After four months of working in rural Maine with five other people, you kind of get inside your own head. I have realized certain things about myself since being here that I am growing from. The piece served almost as a mandala in the sense of small things making a larger whole, the time element the the construction of the piece, and meditation on the self and the relationship of the self to the world surrounding. It also left the surprising and delightful shadows on the wall, the tinkling noise when tapped, and the appearance of a simple and meditative piece, regardless of what it has come to mean to me.
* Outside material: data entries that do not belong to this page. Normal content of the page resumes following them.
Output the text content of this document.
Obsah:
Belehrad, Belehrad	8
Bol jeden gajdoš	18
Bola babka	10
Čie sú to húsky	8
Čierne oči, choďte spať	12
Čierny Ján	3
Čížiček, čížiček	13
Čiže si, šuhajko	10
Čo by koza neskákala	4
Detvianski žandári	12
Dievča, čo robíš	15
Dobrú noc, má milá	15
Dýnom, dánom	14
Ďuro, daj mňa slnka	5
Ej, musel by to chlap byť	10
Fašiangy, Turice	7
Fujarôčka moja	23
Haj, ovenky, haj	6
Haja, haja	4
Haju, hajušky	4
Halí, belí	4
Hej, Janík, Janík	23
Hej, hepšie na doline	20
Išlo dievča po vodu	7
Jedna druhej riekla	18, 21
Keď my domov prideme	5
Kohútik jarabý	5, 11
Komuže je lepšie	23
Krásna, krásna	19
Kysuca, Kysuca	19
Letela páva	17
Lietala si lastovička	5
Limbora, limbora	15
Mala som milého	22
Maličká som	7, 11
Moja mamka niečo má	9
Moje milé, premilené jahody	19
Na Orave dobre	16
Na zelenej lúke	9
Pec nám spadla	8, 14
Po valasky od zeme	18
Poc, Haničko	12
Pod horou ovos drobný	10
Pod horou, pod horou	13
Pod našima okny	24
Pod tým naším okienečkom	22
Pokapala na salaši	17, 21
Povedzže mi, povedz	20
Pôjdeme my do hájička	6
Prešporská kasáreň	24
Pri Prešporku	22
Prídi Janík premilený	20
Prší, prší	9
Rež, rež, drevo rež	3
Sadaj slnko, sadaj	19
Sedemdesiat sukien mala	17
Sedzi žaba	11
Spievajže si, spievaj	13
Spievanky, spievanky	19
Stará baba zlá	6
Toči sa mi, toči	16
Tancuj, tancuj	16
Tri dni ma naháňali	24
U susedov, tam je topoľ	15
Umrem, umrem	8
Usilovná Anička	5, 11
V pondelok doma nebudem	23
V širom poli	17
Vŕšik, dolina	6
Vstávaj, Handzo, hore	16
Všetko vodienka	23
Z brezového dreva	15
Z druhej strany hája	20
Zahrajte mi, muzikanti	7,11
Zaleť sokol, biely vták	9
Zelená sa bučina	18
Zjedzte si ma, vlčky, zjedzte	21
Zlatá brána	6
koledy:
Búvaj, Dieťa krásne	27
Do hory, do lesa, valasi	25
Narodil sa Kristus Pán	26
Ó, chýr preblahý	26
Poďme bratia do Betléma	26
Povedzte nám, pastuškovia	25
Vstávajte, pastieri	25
As Lorna Meaden once said, "No surprise for the maker leaves no surprise for the viewer." This piece was filled with little surprises for me.

I am by no means suggesting I am a flawless person. I am not.

All in all there has not even been a moment to breathe between Worcester, the return home and the preparations for the Port Chester show. It was exciting to return home to empty shelves and wet clay. With other things coming up, I've a week to work wet, three days to fire, glaze, and then fire again, and then the pots are off to Port Chester.

Hoping to see many more of you at the Port Chester Opening March 1st... Peace.